Acórdão do Tribunal da Relação de Lisboa
Processo:
0087982
Nº Convencional: JTRL00016994
Relator: FERREIRA GIRÃO
Descritores: LETRA EM BRANCO
PROVAS
LITERALIDADE
DOCUMENTO PARTICULAR
IMPUGNAÇÃO
ÓNUS DA PROVA
Nº do Documento: RL199410130087982
Data do Acordão: 10/13/1994
Votação: UNANIMIDADE
Tribunal Recurso: T J MAFRA
Processo no Tribunal Recurso: 78/A/911
Data: 10/14/1991
Texto Integral: N
Privacidade: 1
Meio Processual: APELAÇÃO.
Decisão: ANULADO O JULGAMENTO.
Área Temática: DIR COM - TIT CRÉDITO.
DIR CIV - TEORIA GERAL.
Legislação Nacional: CPC67 ART360 N1 ART511 N1 ART544 N2.

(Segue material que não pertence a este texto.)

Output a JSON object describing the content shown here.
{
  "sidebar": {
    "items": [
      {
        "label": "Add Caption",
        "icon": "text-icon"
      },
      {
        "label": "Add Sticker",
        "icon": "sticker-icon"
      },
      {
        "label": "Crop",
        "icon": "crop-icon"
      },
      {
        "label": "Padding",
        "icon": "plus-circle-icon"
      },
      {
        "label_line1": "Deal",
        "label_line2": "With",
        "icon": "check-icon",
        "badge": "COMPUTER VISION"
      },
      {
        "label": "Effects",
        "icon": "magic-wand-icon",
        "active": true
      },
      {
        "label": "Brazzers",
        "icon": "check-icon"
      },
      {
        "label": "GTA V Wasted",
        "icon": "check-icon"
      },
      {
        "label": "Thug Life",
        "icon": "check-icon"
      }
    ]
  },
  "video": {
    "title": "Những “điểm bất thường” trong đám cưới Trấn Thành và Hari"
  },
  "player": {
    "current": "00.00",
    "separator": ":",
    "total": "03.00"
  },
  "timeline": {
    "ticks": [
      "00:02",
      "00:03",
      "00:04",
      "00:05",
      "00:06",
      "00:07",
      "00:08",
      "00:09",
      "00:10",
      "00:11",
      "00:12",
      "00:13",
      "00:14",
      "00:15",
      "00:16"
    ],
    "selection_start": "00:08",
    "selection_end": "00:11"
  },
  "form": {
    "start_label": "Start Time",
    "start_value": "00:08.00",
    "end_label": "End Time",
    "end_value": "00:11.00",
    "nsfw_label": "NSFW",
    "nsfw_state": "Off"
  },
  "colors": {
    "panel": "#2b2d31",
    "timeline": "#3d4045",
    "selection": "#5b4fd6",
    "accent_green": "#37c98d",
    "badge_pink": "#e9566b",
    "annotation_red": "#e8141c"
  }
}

CCIV66 ART363 N2 ART374 N2 ART377 ART378 ART386 ART387 N2.
LULL ART7 ART16 ART25 ART28.
Jurisprudência Nacional: AC RP DE 1974/10/30 IN BMJ N240 PAG273.
AC RP DE 1978/02/14 IN CJ ANOIII T1 PAG181.

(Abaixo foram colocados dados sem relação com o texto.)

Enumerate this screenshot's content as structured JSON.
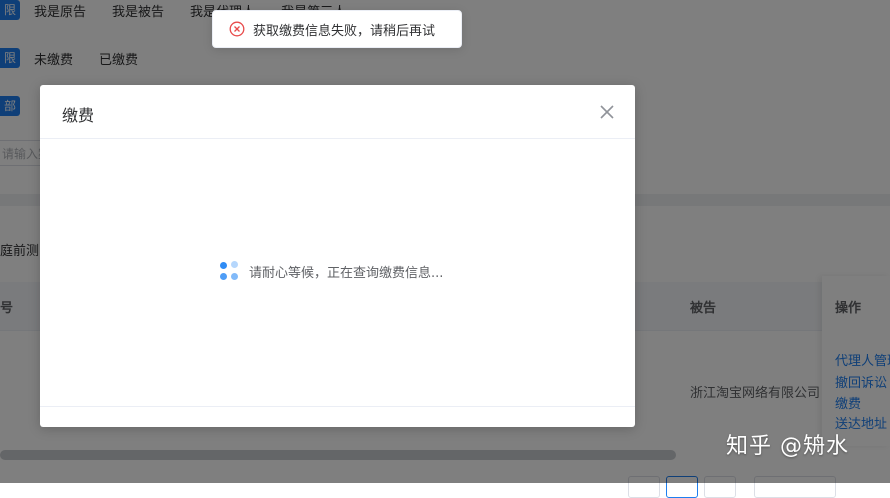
{
  "filters": {
    "row1": {
      "tag": "限",
      "options": [
        "我是原告",
        "我是被告",
        "我是代理人",
        "我是第三人"
      ]
    },
    "row2": {
      "tag": "限",
      "options": [
        "未缴费",
        "已缴费"
      ]
    },
    "row3": {
      "tag": "部"
    }
  },
  "search": {
    "placeholder": "请输入案"
  },
  "sub_label": "庭前测",
  "table": {
    "headers": {
      "number": "号",
      "defendant": "被告",
      "operations": "操作"
    },
    "row": {
      "defendant": "浙江淘宝网络有限公司"
    },
    "operations": [
      "代理人管理",
      "撤回诉讼",
      "缴费",
      "送达地址"
    ]
  },
  "dialog": {
    "title": "缴费",
    "loading_text": "请耐心等候，正在查询缴费信息..."
  },
  "toast": {
    "message": "获取缴费信息失败，请稍后再试"
  },
  "watermark": "知乎 @矪水",
  "colors": {
    "primary": "#1e7ff0",
    "error": "#e84b4b",
    "mask": "rgba(0,0,0,0.5)"
  }
}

AC RC DE 1991/11/26 IN CJ ANOXVI T5 PAG67.
AC RE DE 1991/11/28 IN CJ ANOXVI T5 PAG252.
Sumário: - Os princípios da abstracção e literalidade que caracterizam a relação cambiária não anulam nem se confundem com as regras sobre a prova documental.
- Alegando-se que se trata de letra com aceite em branco, o seu valor probatório terá de ser ilidido por aquele a quem se exige o cumprimento da obrigação, mostrando este que a letra não foi preenchida em conformidade com o acordado entre o sacador e o aceitante ou que o documento foi subtraído.
- Relativamente aos documentos particulares, impugnada que seja a veracidade da letra ou da assinatura de um documento particular, incumbe ao apresentante do mesmo fazer a prova da sua veracidade, independentemente de ser ou não deduzido o incidente de falsidade.